Gideon Deshler, c. 1850s
Gideon entered the game room and strode straight to the bar to purchase a beer. Tobacco fogs swirled over tables, and lights from gaslit chandeliers danced in their mist. Murmurs punctuated whirring roulette wheels. Along a far wall, men played games of twenty-one and faro. Billiard balls cracking against each other echoed from an adjoining room.
Gideon never played roulette, though he did sometimes play billiards, and he occasionally engaged in twenty-one and faro. Poker, though, was the pastime he’d come to love. Men who stood beside him at the bar conversed while drinking their liquors of choice. The entire place smelled of beer and tobacco.

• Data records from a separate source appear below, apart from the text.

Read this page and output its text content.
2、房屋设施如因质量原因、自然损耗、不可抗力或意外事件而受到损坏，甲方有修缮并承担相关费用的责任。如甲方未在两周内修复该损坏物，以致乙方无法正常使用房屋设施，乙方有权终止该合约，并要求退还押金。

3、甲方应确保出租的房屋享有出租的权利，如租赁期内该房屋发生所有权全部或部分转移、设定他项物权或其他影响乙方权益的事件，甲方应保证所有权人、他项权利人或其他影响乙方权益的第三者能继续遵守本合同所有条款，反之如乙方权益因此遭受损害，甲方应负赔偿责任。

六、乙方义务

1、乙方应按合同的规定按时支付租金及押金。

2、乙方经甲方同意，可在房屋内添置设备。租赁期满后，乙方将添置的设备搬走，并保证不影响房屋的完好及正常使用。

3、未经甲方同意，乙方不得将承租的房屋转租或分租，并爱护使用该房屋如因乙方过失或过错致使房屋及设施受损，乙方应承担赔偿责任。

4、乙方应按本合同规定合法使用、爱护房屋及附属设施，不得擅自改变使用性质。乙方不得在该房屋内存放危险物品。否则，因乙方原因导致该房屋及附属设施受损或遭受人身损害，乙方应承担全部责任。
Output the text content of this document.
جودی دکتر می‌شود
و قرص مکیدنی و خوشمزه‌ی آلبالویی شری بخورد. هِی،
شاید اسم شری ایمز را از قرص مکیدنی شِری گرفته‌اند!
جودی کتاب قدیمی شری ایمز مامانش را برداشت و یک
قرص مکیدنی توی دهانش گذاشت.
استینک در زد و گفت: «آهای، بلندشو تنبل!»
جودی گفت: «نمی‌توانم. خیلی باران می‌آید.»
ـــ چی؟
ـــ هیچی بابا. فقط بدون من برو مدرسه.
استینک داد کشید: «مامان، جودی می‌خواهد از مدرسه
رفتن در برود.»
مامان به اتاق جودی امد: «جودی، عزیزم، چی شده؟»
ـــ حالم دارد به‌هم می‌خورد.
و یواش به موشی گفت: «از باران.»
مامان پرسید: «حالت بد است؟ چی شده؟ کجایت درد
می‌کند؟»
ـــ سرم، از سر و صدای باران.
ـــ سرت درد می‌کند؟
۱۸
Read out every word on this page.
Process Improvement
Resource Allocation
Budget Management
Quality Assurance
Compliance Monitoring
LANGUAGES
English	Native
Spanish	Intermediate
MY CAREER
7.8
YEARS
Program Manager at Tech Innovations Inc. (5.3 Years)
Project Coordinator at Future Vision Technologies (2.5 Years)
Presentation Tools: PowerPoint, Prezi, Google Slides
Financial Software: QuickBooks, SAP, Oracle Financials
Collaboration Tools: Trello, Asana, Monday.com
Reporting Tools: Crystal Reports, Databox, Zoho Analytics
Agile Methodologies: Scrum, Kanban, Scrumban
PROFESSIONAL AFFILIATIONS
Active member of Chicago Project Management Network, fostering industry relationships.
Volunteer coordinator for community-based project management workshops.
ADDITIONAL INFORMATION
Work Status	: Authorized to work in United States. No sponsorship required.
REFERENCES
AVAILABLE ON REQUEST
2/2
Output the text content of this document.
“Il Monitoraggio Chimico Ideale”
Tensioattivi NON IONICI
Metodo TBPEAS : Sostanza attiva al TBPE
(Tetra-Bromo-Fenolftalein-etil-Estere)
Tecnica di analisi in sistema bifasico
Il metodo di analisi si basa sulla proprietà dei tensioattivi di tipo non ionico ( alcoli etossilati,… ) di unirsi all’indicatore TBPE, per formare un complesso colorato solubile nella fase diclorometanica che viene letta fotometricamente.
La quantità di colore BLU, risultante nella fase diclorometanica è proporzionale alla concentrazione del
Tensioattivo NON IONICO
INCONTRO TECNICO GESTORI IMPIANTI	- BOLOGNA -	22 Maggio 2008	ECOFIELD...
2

In the above scene the protagonist in my WIP, Gideon Deshler, enters a game room in antebellum Mobile’s popular gaming establishment, Shakespeare’s Row. Like New Orleans, Mobile attracted gamblers from a variety of backgrounds—gentlemen, professional gamblers, and the unsavory types.

Shakespeare’s Row, however, only catered to well-mannered and honest gamblers, those who at least appeared to be gentlemen. Troublemakers and dishonest players weren’t allowed on its premises. One writer described it as a string of brick buildings housing numerous businesses along the street, then when a person entered through one of its two arched doorways, he’d find a courtyard. In the middle of this courtyard stood a three-story building, with stairways, that housed twenty-eight game rooms facing it. Gambling activity continued there all night.

Shakespeare’s Row is one of the central settings of my novel-in-progress, tentatively titled Thoroughbreds and the Prodigal. 

Sources

Amos, Harriet E. Cotton City: Urban Development in Antebellum Mobile, Tuscaloosa and London: The University of Alabama Press, 1985.

Chafetz, Henry. Play the Devil: A History of Gambling in the United States from 1492 to 1955, N.p.,Bonanza Books, 1960.